Chart 5 Home value growth over time for the fastest growing metro in each state

This chart keeps the growth idea but makes it readable. For each state, it selects one metro, the metro with the highest five year growth, and plots its Zillow home value series over time. Steeper lines indicate faster appreciation.

ggplot(afford_df, aes(x = affordability_ratio)) +
geom_histogram(bins = 35) +
scale_x_continuous(labels = percent) +
geom_vline(xintercept = 0.30) +
labs(
title = "Distribution of affordability ratios across metros",
x = "Affordability ratio",
y = "Number of metros"
)

Chart 6 Distribution of affordability ratios across metros

This chart shows how affordability ratios are distributed across all metros. The vertical reference line marks the 30 percent affordability benchmark. Bars to the right of the line indicate metros that exceed the benchmark.

test_result <- t.test(afford_df$affordability_ratio, mu = 0.30, alternative = "greater")
test_result
## 
##  One Sample t-test
## 
## data:  afford_df$affordability_ratio
## t = 2.0647, df = 389, p-value = 0.01981
## alternative hypothesis: true mean is greater than 0.3
## 95 percent confidence interval:
##  0.3034304       Inf
## sample estimates:
## mean of x 
## 0.3170296

Hypothesis test

This test checks whether average affordability is above the 30 percent benchmark.
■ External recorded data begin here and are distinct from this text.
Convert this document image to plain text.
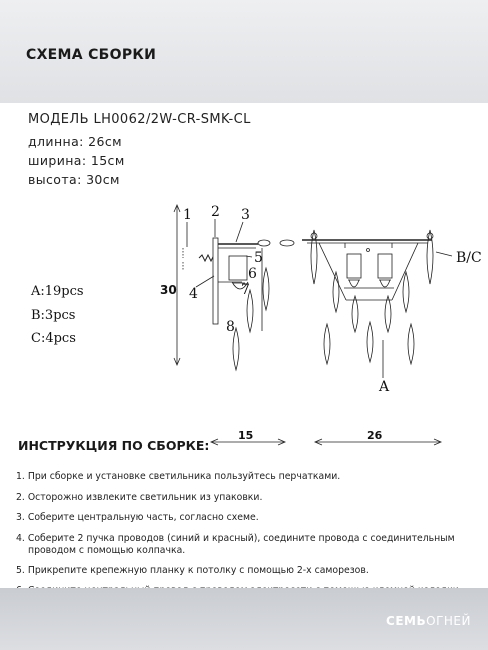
СХЕМА СБОРКИ
МОДЕЛЬ LH0062/2W-CR-SMK-CL
длинна: 26см
ширина: 15см
высота: 30см
A:19pcs
B:3pcs
C:4pcs
30
1 2 3
4
5
6
7
8
B/C
A
15	26
ИНСТРУКЦИЯ ПО СБОРКЕ:
1. При сборке и установке светильника пользуйтесь перчатками.
2. Осторожно извлеките светильник из упаковки.
3. Соберите центральную часть, согласно схеме.
4. Соберите 2 пучка проводов (синий и красный), соедините провода с соединительным
проводом с помощью колпачка.
5. Прикрепите крепежную планку к потолку с помощью 2-х саморезов.
СЕМЬОГНЕЙ
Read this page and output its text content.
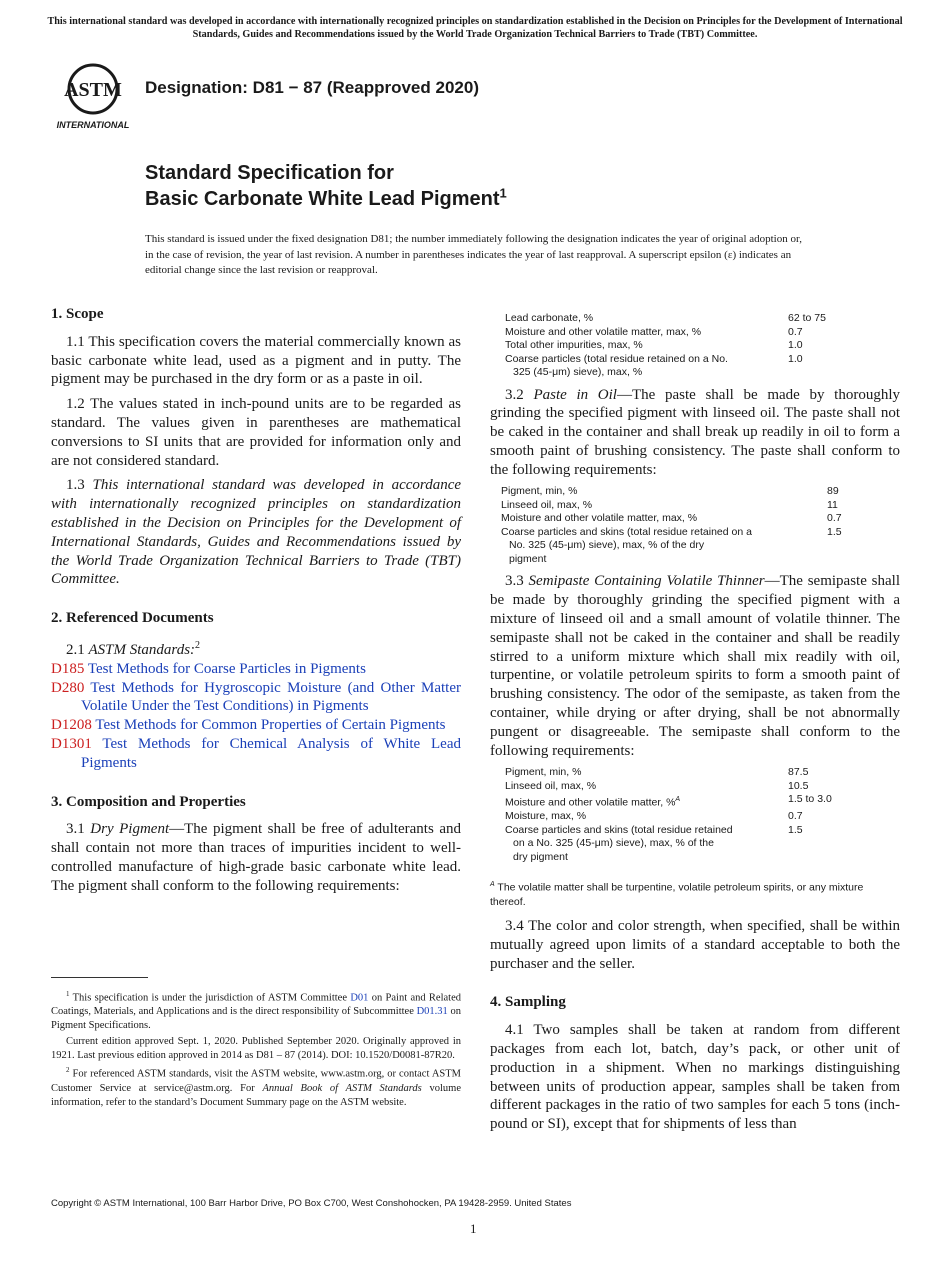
This international standard was developed in accordance with internationally recognized principles on standardization established in the Decision on Principles for the Development of International Standards, Guides and Recommendations issued by the World Trade Organization Technical Barriers to Trade (TBT) Committee.
ASTM
INTERNATIONAL
Designation: D81 − 87 (Reapproved 2020)
Standard Specification for
Basic Carbonate White Lead Pigment$^1$
This standard is issued under the fixed designation D81; the number immediately following the designation indicates the year of original adoption or, in the case of revision, the year of last revision. A number in parentheses indicates the year of last reapproval. A superscript epsilon (ε) indicates an editorial change since the last revision or reapproval.
1. Scope

1.1 This specification covers the material commercially known as basic carbonate white lead, used as a pigment and in putty. The pigment may be purchased in the dry form or as a paste in oil.

1.2 The values stated in inch-pound units are to be regarded as standard. The values given in parentheses are mathematical conversions to SI units that are provided for information only and are not considered standard.

1.3 This international standard was developed in accordance with internationally recognized principles on standardization established in the Decision on Principles for the Development of International Standards, Guides and Recommendations issued by the World Trade Organization Technical Barriers to Trade (TBT) Committee.

2. Referenced Documents

2.1 ASTM Standards:$^2$

D185 Test Methods for Coarse Particles in Pigments
D280 Test Methods for Hygroscopic Moisture (and Other Matter Volatile Under the Test Conditions) in Pigments
D1208 Test Methods for Common Properties of Certain Pigments
D1301 Test Methods for Chemical Analysis of White Lead Pigments
3. Composition and Properties

3.1 Dry Pigment—The pigment shall be free of adulterants and shall contain not more than traces of impurities incident to well-controlled manufacture of high-grade basic carbonate white lead. The pigment shall conform to the following requirements:

$^1$ This specification is under the jurisdiction of ASTM Committee D01 on Paint and Related Coatings, Materials, and Applications and is the direct responsibility of Subcommittee D01.31 on Pigment Specifications.

Current edition approved Sept. 1, 2020. Published September 2020. Originally approved in 1921. Last previous edition approved in 2014 as D81 – 87 (2014). DOI: 10.1520/D0081-87R20.

$^2$ For referenced ASTM standards, visit the ASTM website, www.astm.org, or contact ASTM Customer Service at service@astm.org. For Annual Book of ASTM Standards volume information, refer to the standard’s Document Summary page on the ASTM website.

Lead carbonate, %	62 to 75
Moisture and other volatile matter, max, %	0.7
Total other impurities, max, %	1.0
Coarse particles (total residue retained on a No.
325 (45-μm) sieve), max, %	1.0

3.2 Paste in Oil—The paste shall be made by thoroughly grinding the specified pigment with linseed oil. The paste shall not be caked in the container and shall break up readily in oil to form a smooth paint of brushing consistency. The paste shall conform to the following requirements:

Pigment, min, %	89
Linseed oil, max, %	11
Moisture and other volatile matter, max, %	0.7
Coarse particles and skins (total residue retained on a
No. 325 (45-μm) sieve), max, % of the dry
pigment	1.5

3.3 Semipaste Containing Volatile Thinner—The semipaste shall be made by thoroughly grinding the specified pigment with a mixture of linseed oil and a small amount of volatile thinner. The semipaste shall not be caked in the container and shall be readily stirred to a uniform mixture which shall mix readily with oil, turpentine, or volatile petroleum spirits to form a smooth paint of brushing consistency. The odor of the semipaste, as taken from the container, while drying or after drying, shall be not abnormally pungent or disagreeable. The semipaste shall conform to the following requirements:

Pigment, min, %	87.5
Linseed oil, max, %	10.5
Moisture and other volatile matter, %$^A$	1.5 to 3.0
Moisture, max, %	0.7
Coarse particles and skins (total residue retained
on a No. 325 (45-μm) sieve), max, % of the
dry pigment	1.5
$^A$ The volatile matter shall be turpentine, volatile petroleum spirits, or any mixture thereof.

3.4 The color and color strength, when specified, shall be within mutually agreed upon limits of a standard acceptable to both the purchaser and the seller.

4. Sampling

4.1 Two samples shall be taken at random from different packages from each lot, batch, day’s pack, or other unit of production in a shipment. When no markings distinguishing between units of production appear, samples shall be taken from different packages in the ratio of two samples for each 5 tons (inch-pound or SI), except that for shipments of less than

Copyright © ASTM International, 100 Barr Harbor Drive, PO Box C700, West Conshohocken, PA 19428-2959. United States
1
The test produced a t statistic of 2.06 with 389 degrees of freedom and a p value of 0.0198. Because the p value is less than 0.05, the null hypothesis is rejected. This provides statistical evidence that the average share of income required to cover mortgage payments across metros exceeds the 30 percent benchmark. In practical terms, this result suggests that housing across many US metro areas is cost burdened under standard affordability definitions, even when using a national income benchmark rather than metro specific wages.